Participant recruitment and data collection started in December 2024 and will continue until spring 2025. The study aims to enroll 20 participants with PD and 20 healthy controls.
It is anticipated that the generation of a dataset of accelerometer and gyroscope signal data recorded from patients with PD at various stages of the disease, alongside data from a control group, will enable robust comparative and impactful analyses. In addition, the study seeks to develop analytical techniques capable of tracking PD symptoms in real-life scenarios, both in everyday settings and clinical environments.
ClinicalTrials.gov NCT06817772; https://clinicaltrials.gov/study/NCT06817772.
INTERNATIONAL REGISTERED REPORT IDENTIFIER (IRRID): DERR1-10.2196/72820.
帕金森病(PD)患者运动症状的监测面临重大挑战,这是由于症状进展的复杂性、药物反应的差异以及一天中可能出现的波动。传统的神经科就诊只能提供患者整体状况的有限视角,在实现对症状的准确和客观评估方面存在挑战。为了弥合这一差距,在非临床环境中的长期监测可能在个性化治疗和提高治疗效果方面发挥关键作用。可穿戴设备已成为评估PD症状严重程度的潜在工具;然而,整合临床和自由生活条件以及多日监测的研究仍然很少。
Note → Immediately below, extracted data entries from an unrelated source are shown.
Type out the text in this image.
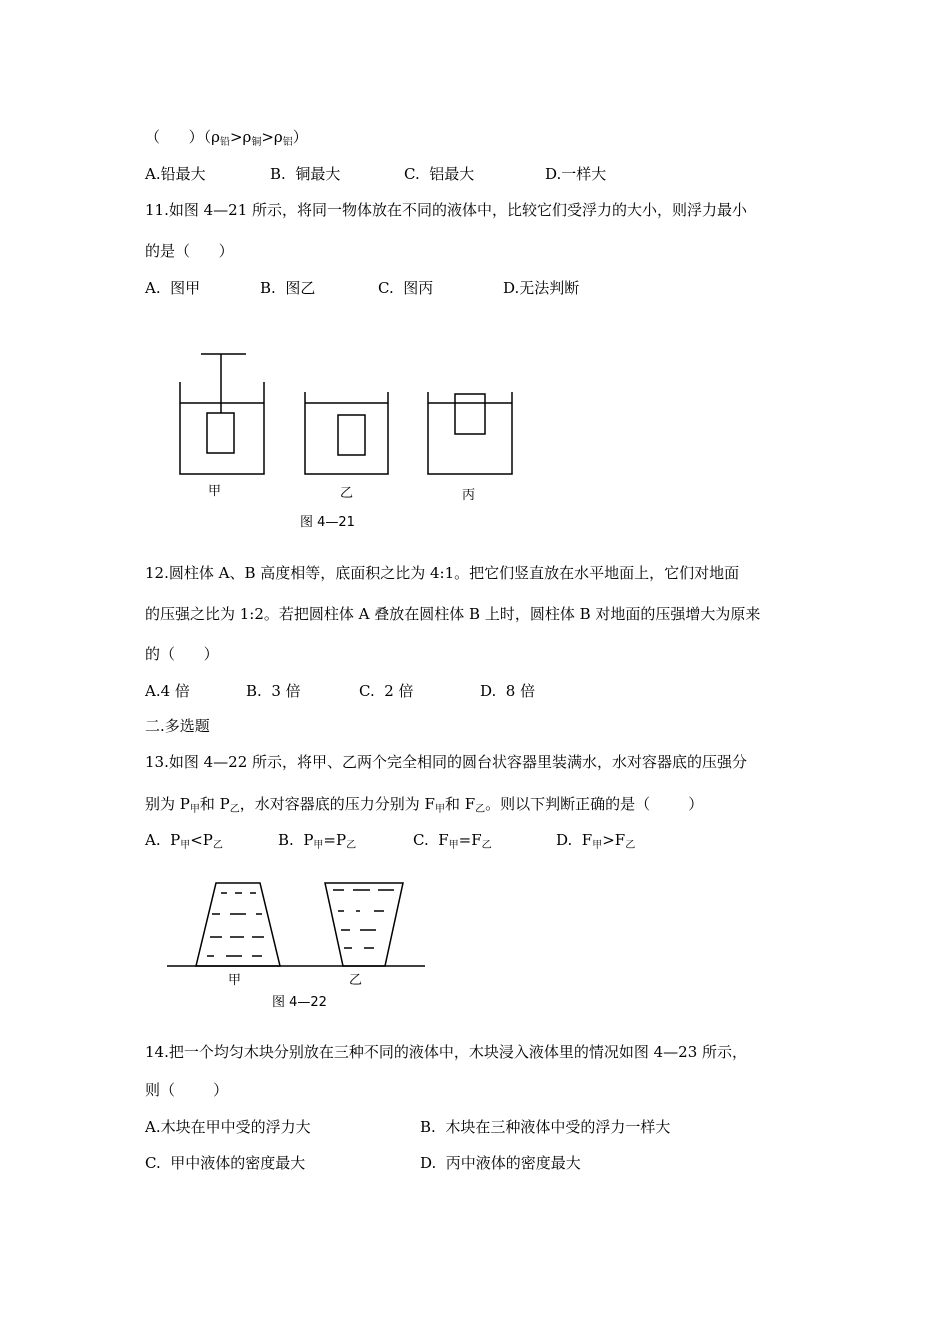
（      ）$(\rho_铅>\rho_铜>\rho_铝)$
A.铅最大	B.  铜最大	C.  铝最大	D.一样大
11.如图 4—21 所示，将同一物体放在不同的液体中，比较它们受浮力的大小，则浮力最小
的是（      ）
A.  图甲	B.  图乙	C.  图丙	D.无法判断
甲	乙	丙
图 4—21
12.圆柱体 A、B 高度相等，底面积之比为 4:1。把它们竖直放在水平地面上，它们对地面
的压强之比为 1:2。若把圆柱体 A 叠放在圆柱体 B 上时，圆柱体 B 对地面的压强增大为原来
的（      ）
A.4 倍	B.  3 倍	C.  2 倍	D.  8 倍
二.多选题
13.如图 4—22 所示，将甲、乙两个完全相同的圆台状容器里装满水，水对容器底的压强分
别为 $P_甲$和 $P_乙$，水对容器底的压力分别为 $F_甲$和 $F_乙$。则以下判断正确的是（        ）
A.  $P_甲<P_乙$	B.  $P_甲=P_乙$	C.  $F_甲=F_乙$	D.  $F_甲>F_乙$
甲	乙
图 4—22
14.把一个均匀木块分别放在三种不同的液体中，木块浸入液体里的情况如图 4—23 所示，
则（        ）
A.木块在甲中受的浮力大	B.  木块在三种液体中受的浮力一样大
C.  甲中液体的密度最大	D.  丙中液体的密度最大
定义能够为运动症状提供有价值见解的数字生物标志物,可以在各种情况下对PD进行全面监测和跟踪,有助于更精确的药物调整和先进治疗策略的实施。
本研究旨在收集一个数据集,以支持使用可穿戴设备对PD运动症状数字生物标志物的提议和定义。数据将在有监督的环境中收集,并在参与者正常日常活动期间在远程、自由生活的环境中持续收集;该研究将包括PD患者和健康对照者。目标是识别可靠的数字生物标志物,这些生物标志物能够在有监督和无监督的自由生活环境中有效地区分PD患者和健康对照者,并对疾病严重程度进行分类。
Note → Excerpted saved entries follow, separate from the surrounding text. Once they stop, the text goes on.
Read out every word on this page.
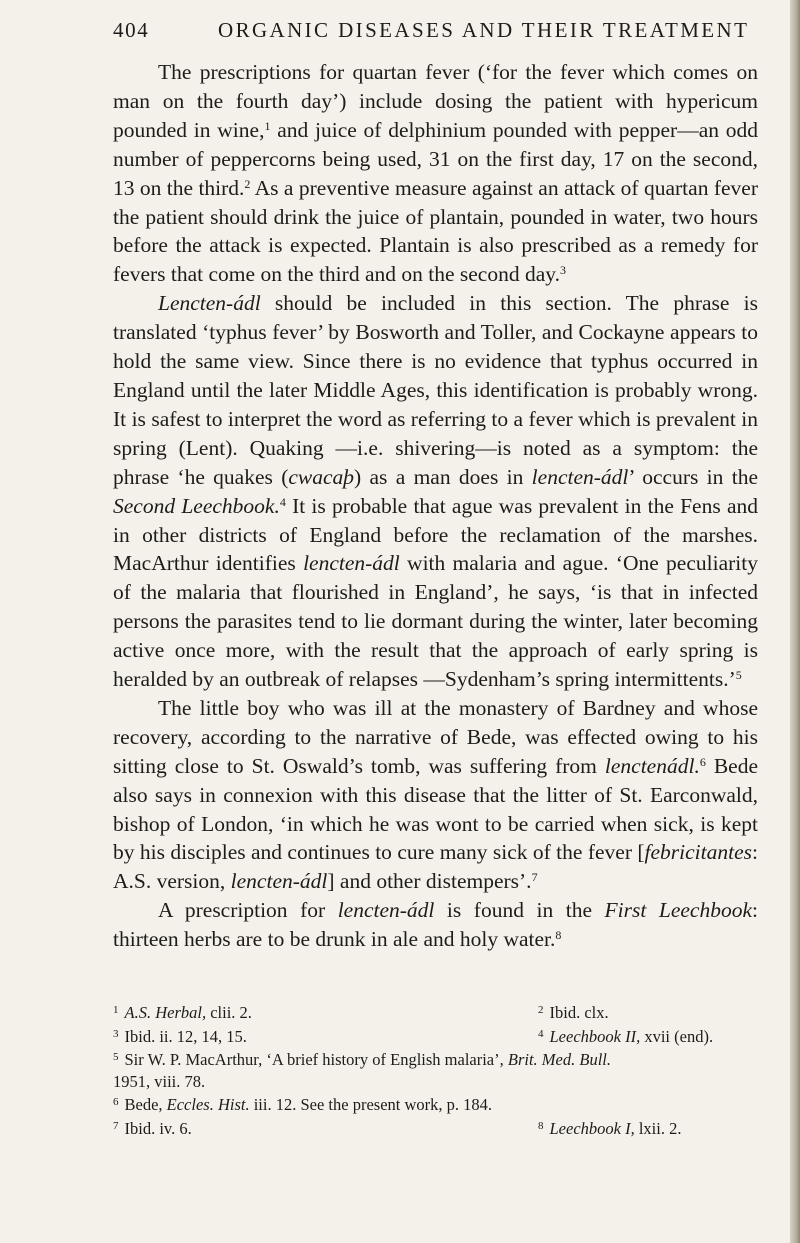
404	ORGANIC DISEASES AND THEIR TREATMENT

The prescriptions for quartan fever (‘for the fever which comes on man on the fourth day’) include dosing the patient with hypericum pounded in wine,$^1$ and juice of delphinium pounded with pepper—an odd number of peppercorns being used, 31 on the first day, 17 on the second, 13 on the third.$^2$ As a preventive measure against an attack of quartan fever the patient should drink the juice of plantain, pounded in water, two hours before the attack is expected. Plantain is also prescribed as a remedy for fevers that come on the third and on the second day.$^3$

Lencten-ádl should be included in this section. The phrase is translated ‘typhus fever’ by Bosworth and Toller, and Cockayne appears to hold the same view. Since there is no evidence that typhus occurred in England until the later Middle Ages, this identification is probably wrong. It is safest to interpret the word as referring to a fever which is prevalent in spring (Lent). Quaking —i.e. shivering—is noted as a symptom: the phrase ‘he quakes (cwacaþ) as a man does in lencten-ádl’ occurs in the Second Leechbook.$^4$ It is probable that ague was prevalent in the Fens and in other districts of England before the reclamation of the marshes. MacArthur identifies lencten-ádl with malaria and ague. ‘One peculiarity of the malaria that flourished in England’, he says, ‘is that in infected persons the parasites tend to lie dormant during the winter, later becoming active once more, with the result that the approach of early spring is heralded by an outbreak of relapses —Sydenham’s spring intermittents.’$^5$

The little boy who was ill at the monastery of Bardney and whose recovery, according to the narrative of Bede, was effected owing to his sitting close to St. Oswald’s tomb, was suffering from lenctenádl.$^6$ Bede also says in connexion with this disease that the litter of St. Earconwald, bishop of London, ‘in which he was wont to be carried when sick, is kept by his disciples and continues to cure many sick of the fever [febricitantes: A.S. version, lencten-ádl] and other distempers’.$^7$

A prescription for lencten-ádl is found in the First Leechbook: thirteen herbs are to be drunk in ale and holy water.$^8$

$^1$ A.S. Herbal, clii. 2.	$^2$ Ibid. clx.
$^3$ Ibid. ii. 12, 14, 15.	$^4$ Leechbook II, xvii (end).
$^5$ Sir W. P. MacArthur, ‘A brief history of English malaria’, Brit. Med. Bull.
1951, viii. 78.
$^6$ Bede, Eccles. Hist. iii. 12. See the present work, p. 184.
$^7$ Ibid. iv. 6.	$^8$ Leechbook I, lxii. 2.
本文概述了一项观察性病例对照研究的方案,旨在使用智能手表评估PD患者的运动症状。智能手表将记录加速度计、陀螺仪和身体活动数据。参与者将被指示通过智能手机进行一系列练习。测量将在两种环境中收集:有监督的临床环境,在研究开始和结束时进行运动症状评估,以及在无监督的自由生活环境中进行1周。在这两种环境中,参与者在进行同一组练习时都需要佩戴智能手表。在日常生活中,参与者需要全天持续佩戴智能手表,仅在夜间取下充电。
参与者招募和数据收集于2024年12月开始,并将持续到2025年春季。该研究旨在招募20名PD患者和20名健康对照者。
预计从处于疾病各个阶段的PD患者记录的加速度计和陀螺仪信号数据的数据集,以及来自对照组的数据,将能够进行有力的比较和有影响力的分析。此外,该研究旨在开发能够在日常和临床环境等现实生活场景中跟踪PD症状的分析技术。
ClinicalTrials.gov NCT06817772;https://clinicaltrials.gov/study/NCT06817772。
国际注册报告识别码(IRRID):DERR1-10.2196/72820。